NHEJ is a double-edged sword in cancer biology. On one hand, it prevents the accumulation of DNA damage that could lead to
genomic instability and cancer progression. On the other hand, its error-prone nature can introduce mutations that contribute to cancer development.
How Do Cancer Cells Exploit NHEJ?
Cancer cells often have upregulated DNA repair pathways, including NHEJ, to survive the high levels of DNA damage they incur. Inhibitors targeting components of the NHEJ pathway, such as DNA-PKcs inhibitors, are being investigated for their potential to sensitize cancer cells to
chemotherapy and radiotherapy.
Therapeutic resistance: Enhanced NHEJ activity can make cancer cells resistant to treatments that induce DNA breaks, such as radiotherapy.
Targeted therapy: Inhibitors of NHEJ components, like DNA-PKcs and Ligase IV, are being developed to increase the efficacy of DNA-damaging agents.
Biomarker potential: Levels of NHEJ activity could serve as biomarkers to predict treatment response and tailor personalized therapies.
Specificity: Developing inhibitors that specifically target cancer cells without affecting normal cells is crucial.
Resistance mechanisms: Cancer cells may develop resistance to NHEJ inhibitors, necessitating combination therapies.
Side effects: Inhibiting a fundamental repair mechanism can lead to off-target effects and toxicity.

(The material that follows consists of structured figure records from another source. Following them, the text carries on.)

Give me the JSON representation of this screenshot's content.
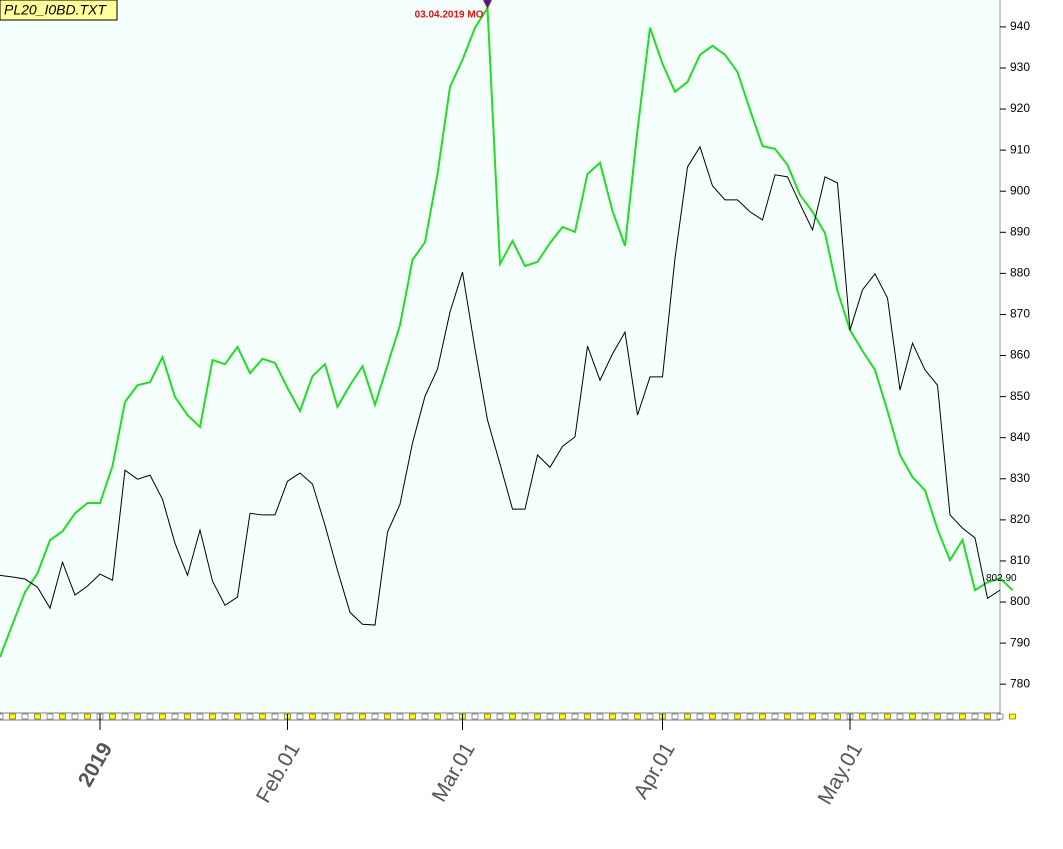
{
  "chart_data": {
    "type": "line",
    "title": "PL20_I0BD.TXT",
    "annotation": "03.04.2019 MO",
    "categories": [
      null,
      null,
      null,
      null,
      null,
      null,
      null,
      null,
      "2019",
      null,
      null,
      null,
      null,
      null,
      null,
      null,
      null,
      null,
      null,
      null,
      null,
      null,
      null,
      "Feb.01",
      null,
      null,
      null,
      null,
      null,
      null,
      null,
      null,
      null,
      null,
      null,
      null,
      null,
      "Mar.01",
      null,
      null,
      null,
      null,
      null,
      null,
      null,
      null,
      null,
      null,
      null,
      null,
      null,
      null,
      null,
      "Apr.01",
      null,
      null,
      null,
      null,
      null,
      null,
      null,
      null,
      null,
      null,
      null,
      null,
      null,
      null,
      "May.01",
      null,
      null,
      null,
      null,
      null,
      null,
      null,
      null,
      null,
      null,
      null,
      null,
      null
    ],
    "series": [
      {
        "color": "#22dd22",
        "values": [
          786.6,
          794.6,
          802.4,
          807.0,
          815.1,
          817.2,
          821.6,
          824.1,
          824.1,
          833.1,
          848.7,
          852.8,
          853.5,
          859.6,
          849.9,
          845.5,
          842.6,
          858.9,
          857.9,
          862.1,
          855.7,
          859.2,
          858.2,
          852.1,
          846.5,
          855.0,
          857.9,
          847.5,
          852.8,
          857.4,
          848.0,
          857.7,
          867.4,
          883.3,
          887.6,
          904.2,
          925.4,
          932.0,
          939.8,
          944.6,
          882.3,
          887.9,
          881.8,
          882.8,
          887.4,
          891.3,
          890.1,
          904.2,
          906.9,
          895.2,
          886.7,
          914.9,
          939.8,
          931.0,
          924.2,
          926.6,
          933.2,
          935.4,
          933.2,
          929.0,
          919.8,
          911.0,
          910.3,
          906.4,
          899.1,
          895.0,
          889.8,
          875.7,
          866.2,
          861.1,
          856.5,
          846.5,
          835.8,
          830.4,
          827.2,
          817.7,
          810.2,
          815.1,
          802.9,
          804.8,
          805.8,
          802.9
        ]
      },
      {
        "color": "#000000",
        "values": [
          806.5,
          806.1,
          805.6,
          803.6,
          798.5,
          809.7,
          801.7,
          803.9,
          806.8,
          805.3,
          832.1,
          829.9,
          830.9,
          825.0,
          814.3,
          806.5,
          817.5,
          805.1,
          799.2,
          801.2,
          821.6,
          821.2,
          821.2,
          829.4,
          831.4,
          828.7,
          818.7,
          807.7,
          797.5,
          794.6,
          794.4,
          817.0,
          823.8,
          838.7,
          850.1,
          856.7,
          870.6,
          880.3,
          861.6,
          844.3,
          833.6,
          822.6,
          822.6,
          835.8,
          832.8,
          837.9,
          840.2,
          862.3,
          854.0,
          860.4,
          865.7,
          845.5,
          854.8,
          854.8,
          883.7,
          905.9,
          910.8,
          901.3,
          897.9,
          897.9,
          895.0,
          893.0,
          904.0,
          903.5,
          896.9,
          890.6,
          903.5,
          902.0,
          866.2,
          876.0,
          879.9,
          874.0,
          851.6,
          863.0,
          856.5,
          852.8,
          821.2,
          818.0,
          815.6,
          800.9,
          802.9,
          null
        ],
        "value_labels": [
          null,
          null,
          null,
          null,
          null,
          null,
          null,
          null,
          null,
          null,
          null,
          null,
          null,
          null,
          null,
          null,
          null,
          null,
          null,
          null,
          null,
          null,
          null,
          null,
          null,
          null,
          null,
          null,
          null,
          null,
          null,
          null,
          null,
          null,
          null,
          null,
          null,
          null,
          null,
          null,
          null,
          null,
          null,
          null,
          null,
          null,
          null,
          null,
          null,
          null,
          null,
          null,
          null,
          null,
          null,
          null,
          null,
          null,
          null,
          null,
          null,
          null,
          null,
          null,
          null,
          null,
          null,
          null,
          null,
          null,
          null,
          null,
          null,
          null,
          null,
          null,
          null,
          null,
          null,
          null,
          "802.90",
          null
        ]
      }
    ],
    "ylim": [
      772.5,
      944.6
    ],
    "yticks": [
      780,
      790,
      800,
      810,
      820,
      830,
      840,
      850,
      860,
      870,
      880,
      890,
      900,
      910,
      920,
      930,
      940
    ]
  }
}
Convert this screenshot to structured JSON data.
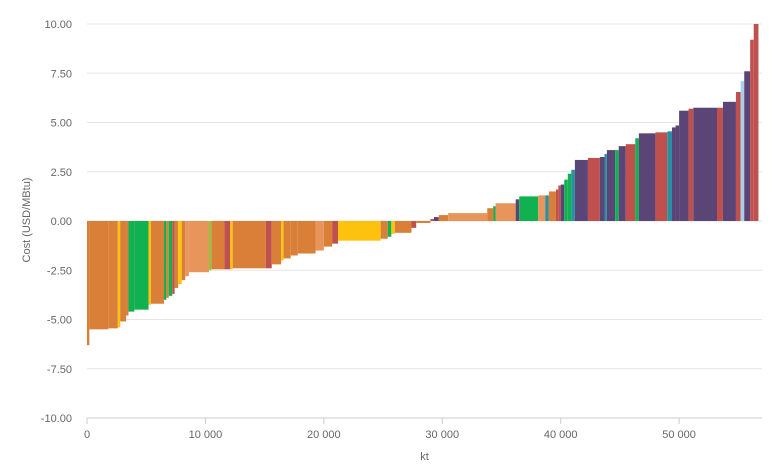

Future research aims to better understand the regulation of NHEJ in cancer and develop more effective and specific therapeutic strategies.
Conclusion
Non-Homologous End Joining is a vital DNA repair mechanism with complex roles in cancer. While it helps maintain genomic stability, its error-prone nature can contribute to cancer development and therapeutic resistance. Targeting NHEJ components holds promise for enhancing cancer treatment efficacy, but challenges remain in ensuring specificity and minimizing side effects.